Brève – Pourquoi l’exercice physique n’est-il pas aussi efficace qu’on l’espère sur la perte de poids ?

//Brève – Pourquoi l’exercice physique n’est-il pas aussi efficace qu’on l’espère sur la perte de poids ?

Brève – Pourquoi l’exercice physique n’est-il pas aussi efficace qu’on l’espère sur la perte de poids ?

Si l’exercice physique est généralement recommandé dans la gestion du poids, son effet sur la perte de poids est parfois décevant. Un phénomène de compensation en est responsable. Les mécanismes mis en jeu viennent d’être élucidés par l’étude américaine E-MECHANIC.

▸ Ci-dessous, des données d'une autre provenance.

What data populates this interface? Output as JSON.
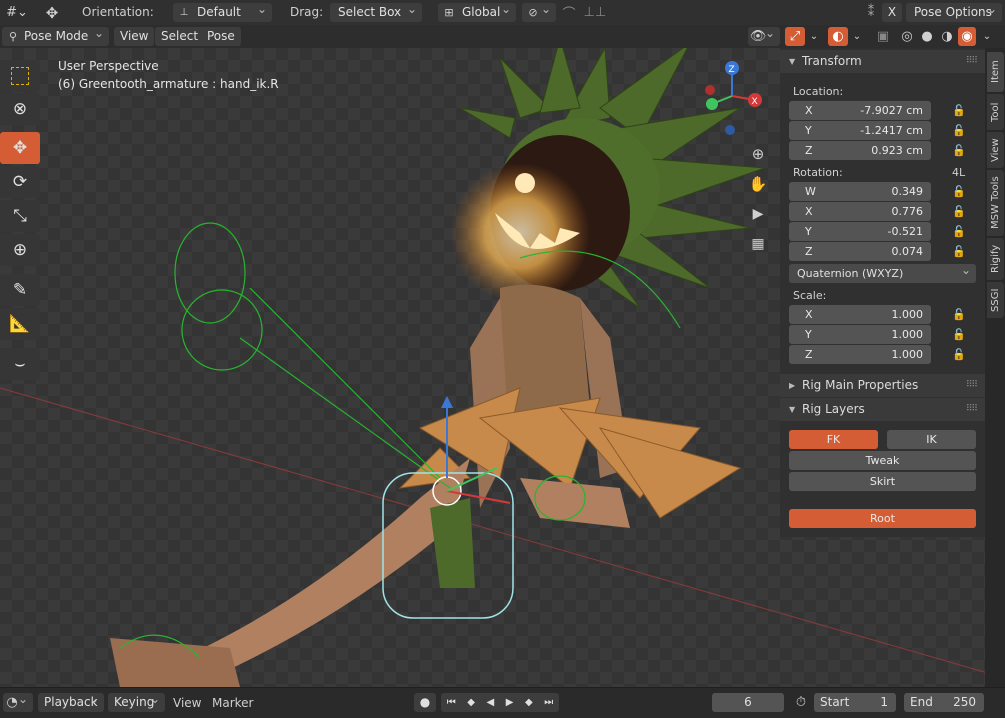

Selon plusieurs travaux, 30 % de l’augmentation de la dépense énergétique induite par l’exercice est compensée, ce qui expliquerait l’effet modeste de l’exercice physique sur la perte de poids. Jusqu’à présent, les scientifiques supposaient que cette compensation était liée à une mauvaise adhésion aux protocoles d’exercice ou à des facteurs comportementaux ou métaboliques. L’étude E-MECHANIC, mise au point pour clarifier ces mécanismes de compensation, a examiné l’effet de deux programmes d’exercice physique (8 kcal/kg de poids corporel/semaine (KKW) soit 700 kcal/semaine et 20 KKW soit 1 760 kcal/semaine) sur l’apport énergétique, le métabolisme de base et l’activité physique (hors exercice) de 171 adultes en surpoids ou obèses, par rapport à des individus témoins sans programme d’entraînement. Résultat : après 6 mois, des compensations de poids (différence entre la perte de poids escomptée et le poids réel perdu) se produisaient chez plus des trois quarts des individus quel que soit le programme d’exercice physique imposé, mais de façon plus importante dans le groupe 20 KKW (2,7 kg versus 1,5 kg dans le groupe 8KKW, p = 0,01). Le métabolisme de base et l’activité physique (hors exercice) n’étaient pas modifiés dans le temps. En revanche, les apports énergétiques augmentaient (+ 90,7 kcal/jour dans le groupe 8 KKW et + 123,6 kcal/jour dans le groupe 20 KKW). Les chercheurs concluent que : (1) le phénomène de compensation n’est pas limité aux entraînements physiques intenses et (2) qu’il est lié à une augmentation des apports énergétiques consécutive à une augmentation de l’appétit plutôt qu’à des changements métaboliques ou de dépense énergétique.

 

Source : Martin CK et al., Effect of different doses of supervised exercise on food intake, metabolism, and non-exercise physical activity: The E-MECHANIC randomized controlled trial, The American Journal of Clinical Nutrition, Volume 110, Issue 3, September 2019.